Windfalls come to you by selling a home or business, or through an inheritance.


But you can lose a windfall as fast as you receive it, because windfalls involve large lump sums of money that you may not have experience in managing. So what do you do with a windfall in the short to medium term?


Let’s assume you want to park the cash for between six months and two years in preparation to buy another home or start a new business in the near future. I would begin by consulting an accountant to understand your tax exposure. This could save you tens of thousands in taxes right off the bat. Next, I would tell anyone without investment expertise to consult with a financial planner. But before that, you should get up to speed on the “cash” and other straightforward investments that are available to you.


Let’s look at several different options that offer low risk and regular income.

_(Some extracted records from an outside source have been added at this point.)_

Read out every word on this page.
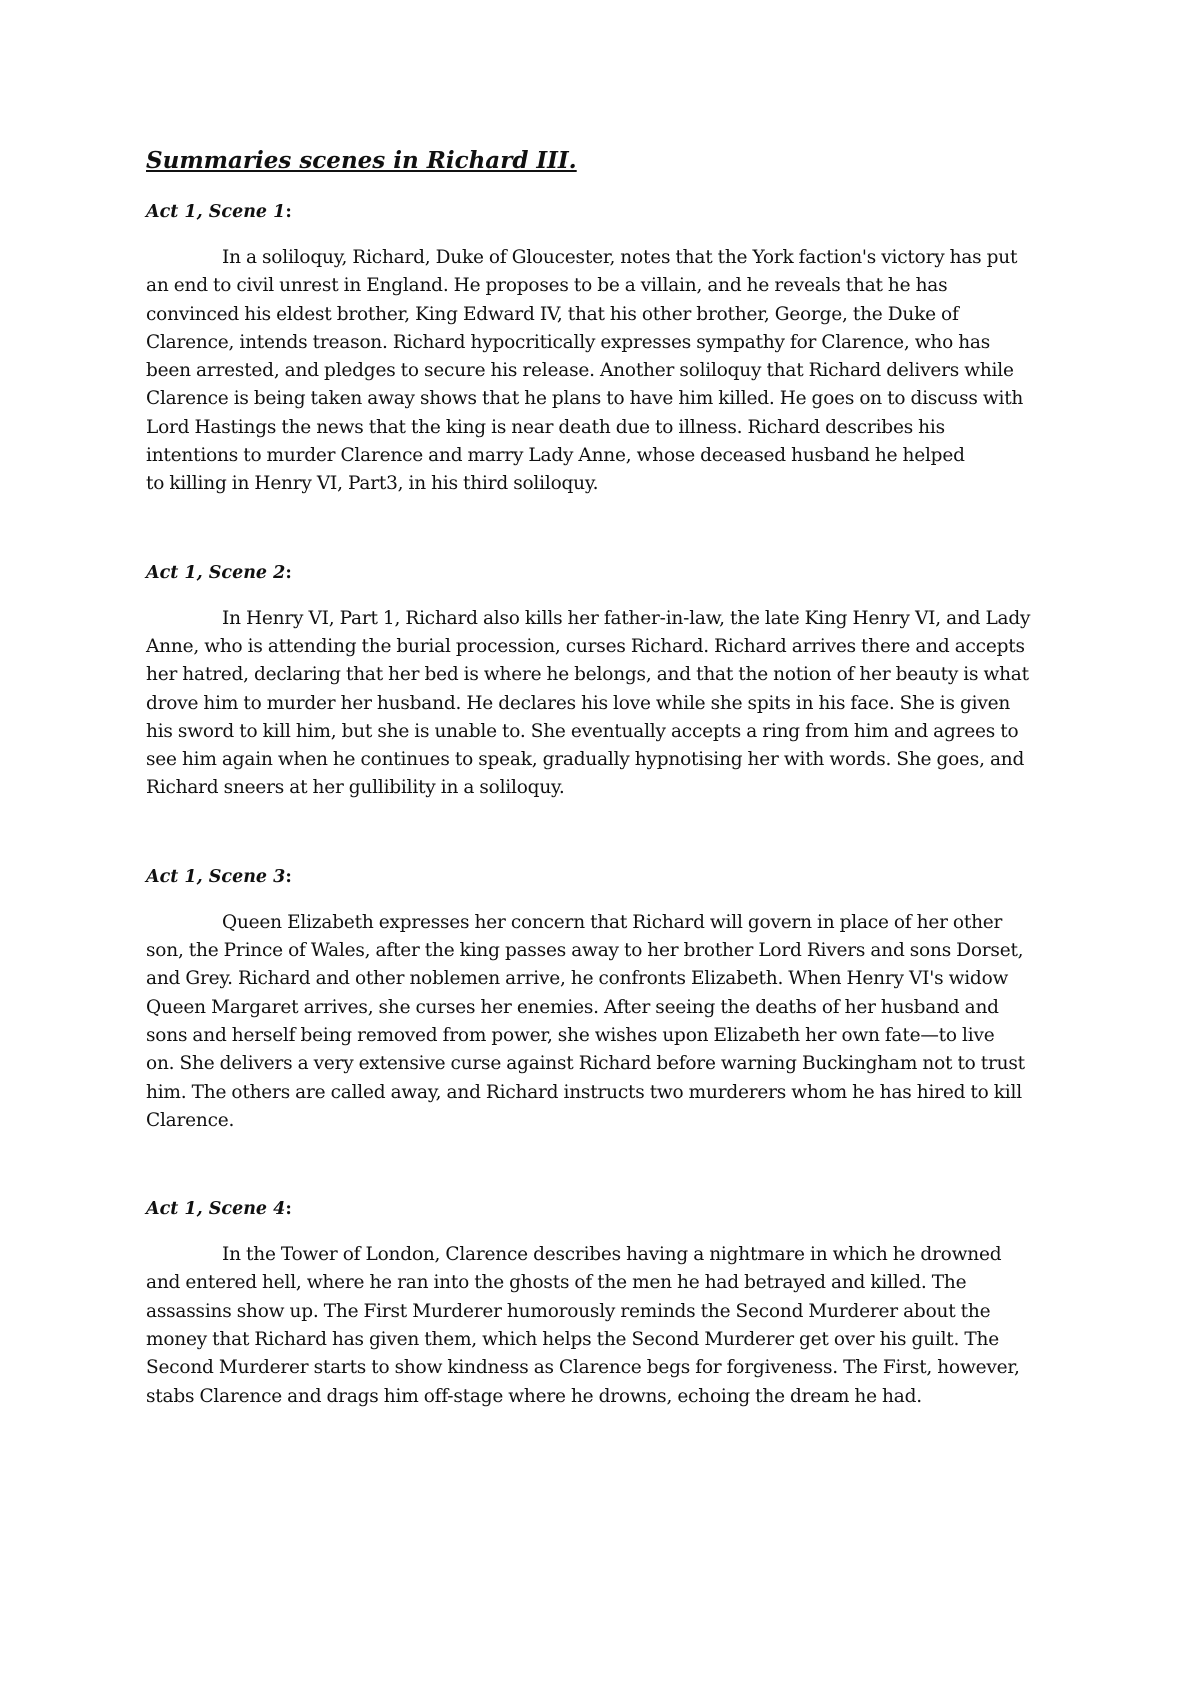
Summaries scenes in Richard III.
Act 1, Scene 1:

In a soliloquy, Richard, Duke of Gloucester, notes that the York faction's victory has put
an end to civil unrest in England. He proposes to be a villain, and he reveals that he has
convinced his eldest brother, King Edward IV, that his other brother, George, the Duke of
Clarence, intends treason. Richard hypocritically expresses sympathy for Clarence, who has
been arrested, and pledges to secure his release. Another soliloquy that Richard delivers while
Clarence is being taken away shows that he plans to have him killed. He goes on to discuss with
Lord Hastings the news that the king is near death due to illness. Richard describes his
intentions to murder Clarence and marry Lady Anne, whose deceased husband he helped
to killing in Henry VI, Part3, in his third soliloquy.

Act 1, Scene 2:

In Henry VI, Part 1, Richard also kills her father-in-law, the late King Henry VI, and Lady
Anne, who is attending the burial procession, curses Richard. Richard arrives there and accepts
her hatred, declaring that her bed is where he belongs, and that the notion of her beauty is what
drove him to murder her husband. He declares his love while she spits in his face. She is given
his sword to kill him, but she is unable to. She eventually accepts a ring from him and agrees to
see him again when he continues to speak, gradually hypnotising her with words. She goes, and
Richard sneers at her gullibility in a soliloquy.

Act 1, Scene 3:

Queen Elizabeth expresses her concern that Richard will govern in place of her other
son, the Prince of Wales, after the king passes away to her brother Lord Rivers and sons Dorset,
and Grey. Richard and other noblemen arrive, he confronts Elizabeth. When Henry VI's widow
Queen Margaret arrives, she curses her enemies. After seeing the deaths of her husband and
sons and herself being removed from power, she wishes upon Elizabeth her own fate—to live
on. She delivers a very extensive curse against Richard before warning Buckingham not to trust
him. The others are called away, and Richard instructs two murderers whom he has hired to kill
Clarence.

Act 1, Scene 4:

In the Tower of London, Clarence describes having a nightmare in which he drowned
and entered hell, where he ran into the ghosts of the men he had betrayed and killed. The
assassins show up. The First Murderer humorously reminds the Second Murderer about the
money that Richard has given them, which helps the Second Murderer get over his guilt. The
Second Murderer starts to show kindness as Clarence begs for forgiveness. The First, however,
stabs Clarence and drags him off-stage where he drowns, echoing the dream he had.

  • You can look into ‘bonus’ savings accounts which offer better returns than traditional at-call products.
    But be careful. Bonus accounts often promise high interest rates for three or four months-or some other catch-before dropping back to an unattractive rate. And they will typically cap how much you can invest in the account.
  • You might also consider term deposits of between three and 12 months. They generally provide better interest rates than at-call deposits, however, you should know that your money will be locked away for the term. Some banks allow you to break TDs, but please read the fine print.
  • Have a look at actively managed cash funds, which invest in deposits and floating-rate Australian bank bonds. They carry slightly higher risk than a vanilla deposit, but they have delivered returns between four percent and five percent. Look for products that allow you to move your money in and out, and those where the fund manager is invested alongside you.
  • Another option is ASX listed bonds. The more highly-rated bank bonds are paying between four and five percent annually. You can buy these yourself in the same way you buy shares, or you can outsource the decision-making to professionals via an actively managed cash fund.
  • I’d steer away from fixed-rate bonds and toward variable-rate bonds whose interest rates increase when the RBA increases its cash rate. Fixed-rate bonds are likely to suffer if the RBA raises rates.
  • Finally, don’t put all your money into one solution. Spread it across an at-call account, TDs, cash funds and ASX bonds. And, if you’re not being advised and you’re not an expert, don’t feel pressured into buying equities or any higher risk investment where there is a greater chance of losing capital.